Itaconic acid is an organic compound with the formula CH₂=C(CO₂H)CH₂CO₂H. With two carboxyl groups, it is classified as a dicarboxylic acid. It is a non-toxic white solid that is soluble in water and several organic solvents. It plays several roles in biology.

Upon heating, itaconic acid converts to its anhydride.

As a dicarboxylic acid, itaconic acid has two pKa's. At pH levels above 7, itaconic acid exists as its double negatively charged form, termed itaconate.

As an α,β-unsaturated carbonyl compound, itaconic acid is a good Michael acceptor. Thus, nucleophiles add across the C=C bond.

This reaction is the means by which the fire retarding chemical 9,10-Dihydro-9-oxa-10-phosphaphenanthrene-10-oxide can be incorporated into polymers.

In 1836, Samuel Baup discovered itaconic acid as a by-product in a dry distillation of citric acid. In the late 1920s, itaconic acid was isolated from a fungus in the Aspergillus genus of fungi The dry distillation forms itaconic anhydride, which then is hydrolyzed. Since the 1960s, however, it has been produced commercially by fermenting glucose, molasses, or another abundant carbon sources by a fungus such as Aspergillus itaconicus, Aspergillus terreus, or Ustilago maydis have also been investigated. One generally accepted route by which fungi make itaconate is through the tricarboxylic acid cycle pathway. This pathway forms cis-aconitate which is converted to itaconate by cis-aconitate-decarboxylase. Animal cells also make itaconate by an enzyme-catalyzed reaction from cis-aconitate, an intermediate metabolite in the tricarboxylic acid cycle, (i.e., TCA cycle). The itaconate-producing reaction is stimulated when the TCA cycle is suppressed.
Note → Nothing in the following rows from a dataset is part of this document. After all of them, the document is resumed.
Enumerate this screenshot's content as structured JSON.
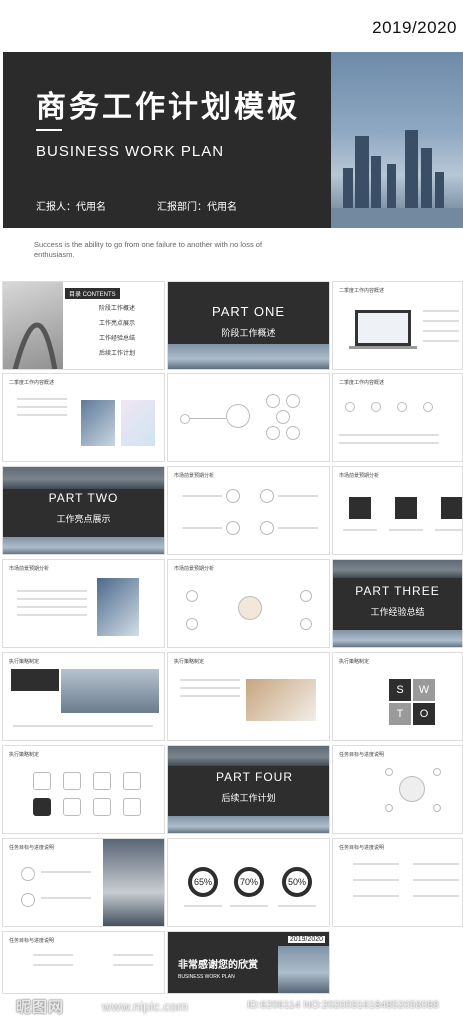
{
  "cover": {
    "year": "2019/2020",
    "title": "商务工作计划模板",
    "subtitle": "BUSINESS WORK PLAN",
    "reporter": "汇报人：代用名",
    "department": "汇报部门：代用名",
    "quote": "Success is the ability to go from one failure to another with no loss of enthusiasm."
  },
  "slides": {
    "contents_label": "目录 CONTENTS",
    "contents_items": [
      "阶段工作概述",
      "工作亮点展示",
      "工作经验总结",
      "后续工作计划"
    ],
    "part_one": "PART ONE",
    "part_one_title": "阶段工作概述",
    "part_two": "PART TWO",
    "part_two_title": "工作亮点展示",
    "part_three": "PART THREE",
    "part_three_title": "工作经验总结",
    "part_four": "PART FOUR",
    "part_four_title": "后续工作计划",
    "hdr_overview": "二季度工作内容概述",
    "hdr_highlight": "市场前景预期分析",
    "hdr_plan": "执行策略制定",
    "hdr_goal": "任务目标与进度说明",
    "swot": [
      "S",
      "W",
      "T",
      "O"
    ],
    "percents": [
      "65%",
      "70%",
      "50%"
    ],
    "thanks": "非常感谢您的欣赏",
    "thanks_sub": "BUSINESS WORK PLAN",
    "thanks_year": "2019/2020"
  },
  "watermark": {
    "logo": "昵图网",
    "url": "www.nipic.com",
    "id": "ID:6206114 NO:20200316184852058088"
  }
}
Ustilago maydis makes itaconic acid from trans-aconitate, catalyzed by aconitate delta-isomerase. The trans-aconitate product is decarboxylated to itaconate by trans-aconitate decarboxylase (i.e., TAD1, an enzyme found in Ustilago maydis) Itaconate has also been obtained by fermenting the fungi Yarrowia lipolytica with glucose, various species of Candida fungi with glucose, Ustilago vetiveriae fungus with glycerol, and various species of Aspergillus niger fungi with glucose, sorbitol, or sorbitol plus xylose mixture. Fermenting Escherichia coli bacteria with glucose, xylose, glycerol, or starch and Corynebacterium glutamicum bacteria with glucose or urea also affords itaconic acid. Ustilago maydis has, however, been genetically engineered to increase its itaconic acid production,

In the 1930s itaconate was shown to have bactericidal actions. In 2011, Strelko et al. reported that itaconate was produced by two mammalian immortalized cell lines, cultured mouse VM-M3 brain tumor cells and RAW 264.7 mouse macrophages, and by macrophages isolated from mice. This group also showed that stimulation of mouse macrophages with the bacterial toxin, lipopolysaccharide (i.e., LPS, also termed endotoxin), increased their production and secretion of itaconate. In 2013, Michelucci et al. revealed the biosynthesis pathway that makes itaconate in mammals. These publications were followed by numerous others focused on the biology of itaconate and certain itaconate-like compounds as regulars of various cellular responses in animals and possibly humans.